Food bank volunteers (Picture: Walsall for All)

All types of volunteering can be important drivers of integration, as it can bring people of different backgrounds together. Policy has tended to focus on formal volunteering, but informal volunteering and mutual aid can also help build relationships of trust and reciprocity, turning strangers into friends.

The Social Integration APPG’s report is calling for action to build a legacy from today’s effort. While thousands of people came forward as NHS volunteers, many of these would-be volunteers have yet to be allocated tasks, leading to disappointment and potentially discouraging them from future volunteering. It became very clear that national and local charities often lacked the infrastructure to deal with large numbers of volunteers. A priority for action is for charities to review how they use and support volunteers.

If volunteering is something that helps build a more connected and integrated society, it is also important to increase volunteering among groups less likely to offer their time. Younger people, low-income groups and those who live in more deprived areas are much less likely to volunteer. The most recent Taking Part Survey (England) suggested that overall 29.6% of adults offered their time as formal or informal volunteers during the last 12 months, but this falls to 19.9% in the most deprived areas. A number of charities have called for practical action to increase formal and informal volunteering among young people and in deprived, high-churn neighbourhoods.
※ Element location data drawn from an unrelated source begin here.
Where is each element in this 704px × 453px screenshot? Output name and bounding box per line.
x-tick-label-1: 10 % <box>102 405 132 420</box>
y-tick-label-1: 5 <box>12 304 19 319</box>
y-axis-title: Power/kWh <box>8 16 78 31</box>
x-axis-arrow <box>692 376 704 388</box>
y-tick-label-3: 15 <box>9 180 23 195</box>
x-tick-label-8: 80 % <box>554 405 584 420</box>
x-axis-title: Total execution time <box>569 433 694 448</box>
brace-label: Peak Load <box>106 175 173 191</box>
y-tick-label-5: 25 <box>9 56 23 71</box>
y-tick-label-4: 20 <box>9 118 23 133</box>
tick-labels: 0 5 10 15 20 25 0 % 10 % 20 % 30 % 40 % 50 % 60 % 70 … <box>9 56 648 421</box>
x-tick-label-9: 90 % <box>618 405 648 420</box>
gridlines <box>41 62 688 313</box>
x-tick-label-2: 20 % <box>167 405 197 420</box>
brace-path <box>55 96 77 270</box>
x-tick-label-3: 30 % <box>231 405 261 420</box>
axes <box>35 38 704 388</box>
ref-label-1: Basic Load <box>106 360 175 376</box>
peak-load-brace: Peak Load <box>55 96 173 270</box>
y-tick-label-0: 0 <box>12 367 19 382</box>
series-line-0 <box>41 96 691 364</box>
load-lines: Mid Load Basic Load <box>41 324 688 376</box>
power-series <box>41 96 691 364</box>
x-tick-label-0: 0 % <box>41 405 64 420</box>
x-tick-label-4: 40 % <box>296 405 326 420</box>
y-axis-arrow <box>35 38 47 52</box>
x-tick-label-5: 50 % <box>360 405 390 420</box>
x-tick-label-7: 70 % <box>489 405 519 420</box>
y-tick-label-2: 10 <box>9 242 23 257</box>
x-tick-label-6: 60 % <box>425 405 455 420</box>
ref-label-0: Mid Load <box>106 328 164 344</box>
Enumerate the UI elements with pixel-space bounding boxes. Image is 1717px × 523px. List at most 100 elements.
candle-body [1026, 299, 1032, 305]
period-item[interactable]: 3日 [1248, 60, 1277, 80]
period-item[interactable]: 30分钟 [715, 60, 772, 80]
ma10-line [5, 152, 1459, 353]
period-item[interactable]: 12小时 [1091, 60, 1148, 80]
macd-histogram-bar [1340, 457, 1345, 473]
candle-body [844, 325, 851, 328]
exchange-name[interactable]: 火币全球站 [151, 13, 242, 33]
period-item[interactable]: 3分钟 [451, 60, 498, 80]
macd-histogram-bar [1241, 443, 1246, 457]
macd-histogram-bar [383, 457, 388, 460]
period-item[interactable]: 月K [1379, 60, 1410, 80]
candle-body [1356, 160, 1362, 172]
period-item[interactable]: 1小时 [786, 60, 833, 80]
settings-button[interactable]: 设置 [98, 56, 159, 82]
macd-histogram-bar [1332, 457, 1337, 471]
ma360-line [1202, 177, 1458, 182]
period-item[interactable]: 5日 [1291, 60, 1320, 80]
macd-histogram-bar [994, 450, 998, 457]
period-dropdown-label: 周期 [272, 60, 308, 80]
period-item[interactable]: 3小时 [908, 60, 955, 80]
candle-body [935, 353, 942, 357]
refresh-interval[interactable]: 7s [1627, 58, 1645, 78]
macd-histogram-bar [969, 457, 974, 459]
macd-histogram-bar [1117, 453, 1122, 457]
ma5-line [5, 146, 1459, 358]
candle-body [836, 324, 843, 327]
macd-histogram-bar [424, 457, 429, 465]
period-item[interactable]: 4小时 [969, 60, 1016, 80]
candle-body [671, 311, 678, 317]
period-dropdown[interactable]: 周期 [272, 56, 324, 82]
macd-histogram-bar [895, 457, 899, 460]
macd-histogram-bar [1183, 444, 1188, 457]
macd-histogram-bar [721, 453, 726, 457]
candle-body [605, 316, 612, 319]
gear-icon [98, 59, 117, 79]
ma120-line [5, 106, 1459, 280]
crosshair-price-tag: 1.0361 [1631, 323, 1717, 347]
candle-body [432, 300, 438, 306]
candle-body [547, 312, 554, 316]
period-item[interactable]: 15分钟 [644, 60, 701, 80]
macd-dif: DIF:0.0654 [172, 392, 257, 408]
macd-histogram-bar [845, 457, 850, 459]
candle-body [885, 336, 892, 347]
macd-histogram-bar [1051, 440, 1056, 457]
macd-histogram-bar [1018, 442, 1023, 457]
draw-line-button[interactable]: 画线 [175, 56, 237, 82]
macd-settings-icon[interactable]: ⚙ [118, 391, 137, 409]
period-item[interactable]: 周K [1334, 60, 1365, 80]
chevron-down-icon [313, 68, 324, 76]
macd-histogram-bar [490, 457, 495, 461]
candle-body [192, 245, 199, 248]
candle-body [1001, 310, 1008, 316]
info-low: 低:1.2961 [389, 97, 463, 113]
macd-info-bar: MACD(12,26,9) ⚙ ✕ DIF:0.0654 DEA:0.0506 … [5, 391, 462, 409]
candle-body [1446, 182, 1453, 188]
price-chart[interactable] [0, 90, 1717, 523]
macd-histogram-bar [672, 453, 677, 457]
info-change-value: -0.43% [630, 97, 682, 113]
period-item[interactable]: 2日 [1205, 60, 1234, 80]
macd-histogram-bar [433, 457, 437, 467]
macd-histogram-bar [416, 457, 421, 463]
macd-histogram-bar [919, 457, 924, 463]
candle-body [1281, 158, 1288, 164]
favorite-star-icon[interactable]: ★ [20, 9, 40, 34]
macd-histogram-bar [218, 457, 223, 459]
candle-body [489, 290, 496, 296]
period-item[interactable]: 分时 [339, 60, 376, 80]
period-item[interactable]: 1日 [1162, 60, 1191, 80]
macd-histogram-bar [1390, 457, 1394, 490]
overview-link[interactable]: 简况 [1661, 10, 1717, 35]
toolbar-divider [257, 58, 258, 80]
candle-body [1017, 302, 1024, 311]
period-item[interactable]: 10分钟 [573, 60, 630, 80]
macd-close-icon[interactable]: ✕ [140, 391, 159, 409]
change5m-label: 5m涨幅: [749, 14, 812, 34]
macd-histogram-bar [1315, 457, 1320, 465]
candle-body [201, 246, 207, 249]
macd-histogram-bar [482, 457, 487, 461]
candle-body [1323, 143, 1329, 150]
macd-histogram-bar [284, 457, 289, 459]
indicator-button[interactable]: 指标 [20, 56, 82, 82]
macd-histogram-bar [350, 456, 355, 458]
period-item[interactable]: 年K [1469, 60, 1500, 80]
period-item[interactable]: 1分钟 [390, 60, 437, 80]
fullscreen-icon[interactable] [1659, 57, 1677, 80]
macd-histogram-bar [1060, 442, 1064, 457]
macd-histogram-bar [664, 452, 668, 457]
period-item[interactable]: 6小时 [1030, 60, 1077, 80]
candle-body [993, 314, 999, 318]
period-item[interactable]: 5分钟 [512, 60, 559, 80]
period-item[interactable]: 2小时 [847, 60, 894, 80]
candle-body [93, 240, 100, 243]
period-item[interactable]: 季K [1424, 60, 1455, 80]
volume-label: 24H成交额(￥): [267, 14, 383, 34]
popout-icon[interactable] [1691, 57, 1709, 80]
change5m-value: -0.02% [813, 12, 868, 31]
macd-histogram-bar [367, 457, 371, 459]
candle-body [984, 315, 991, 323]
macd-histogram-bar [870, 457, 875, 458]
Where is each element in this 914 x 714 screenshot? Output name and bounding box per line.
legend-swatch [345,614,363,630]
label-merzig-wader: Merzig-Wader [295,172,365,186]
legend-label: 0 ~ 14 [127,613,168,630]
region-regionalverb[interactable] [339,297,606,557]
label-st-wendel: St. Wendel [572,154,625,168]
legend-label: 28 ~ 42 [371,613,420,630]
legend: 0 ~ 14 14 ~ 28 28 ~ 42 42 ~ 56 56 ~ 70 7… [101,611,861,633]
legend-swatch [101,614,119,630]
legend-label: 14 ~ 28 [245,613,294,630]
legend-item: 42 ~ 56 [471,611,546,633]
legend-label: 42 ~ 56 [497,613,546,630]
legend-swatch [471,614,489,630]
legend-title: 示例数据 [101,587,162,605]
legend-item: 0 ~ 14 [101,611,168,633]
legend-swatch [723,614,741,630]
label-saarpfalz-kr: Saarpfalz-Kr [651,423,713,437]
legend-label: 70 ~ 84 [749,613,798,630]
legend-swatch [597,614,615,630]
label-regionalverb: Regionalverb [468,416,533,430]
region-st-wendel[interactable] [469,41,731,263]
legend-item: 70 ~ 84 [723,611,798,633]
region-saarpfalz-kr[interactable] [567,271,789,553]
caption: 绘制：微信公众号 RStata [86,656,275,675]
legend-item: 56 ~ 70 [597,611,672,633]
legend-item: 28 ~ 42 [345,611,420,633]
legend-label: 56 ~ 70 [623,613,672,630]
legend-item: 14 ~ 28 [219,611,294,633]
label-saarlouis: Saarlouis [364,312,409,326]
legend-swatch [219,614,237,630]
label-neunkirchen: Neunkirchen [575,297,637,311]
 Employer support for volunteering appears to have increased during this crisis. The Social Integration APPG heard many examples of employers who were encouraging volunteering and were supportive of flexible work arrangements to allow this to happen. Such initiatives had taken place in large organisations as well as in small and medium-sized enterprises (SMEs). It is hoped that such encouragement continues when life returns to normal as it is something that civil society organisations and groups such as the Scouts and Guides have long called for. A ‘passportable’ Disclosure and Barring Service system, enabling these checks to be undertaken once and then to cover volunteers for a fixed time period, is another policy change that could encourage more volunteering.

If volunteering is to help encourage integration, it is essential that organisations using volunteers consider social mixing. Volunteering can be a powerful tool to bring people of different backgrounds together, dispelling mistrust and misconceptions and so building more resilient and integrated communities. But this only happens if there is a social mix of volunteers, with young and old, different classes and ethnic and faith groups working together. There have been some wonderful examples of this taking place during the COVID-19 crisis, with faith groups and interfaith initiatives at the forefront of work to deliver practical support such as food deliveries.

Volunteering is an indicator of bonds of trust and a healthy social fabric in local communities. The absence of such groups can be an indicator of weaknesses in the social infrastructure. As this country emerges from this crisis, strengthening this social infrastructure needs to be prioritised. The Government, civil society, business and other institutions and indeed we as individuals will all need to play our part in making this happen.

Jill Rutter is Director of Strategy for British Future, the secretariat for the All Party Parliamentary Group on Social Integration. She volunteers at Lewisham Food Bank.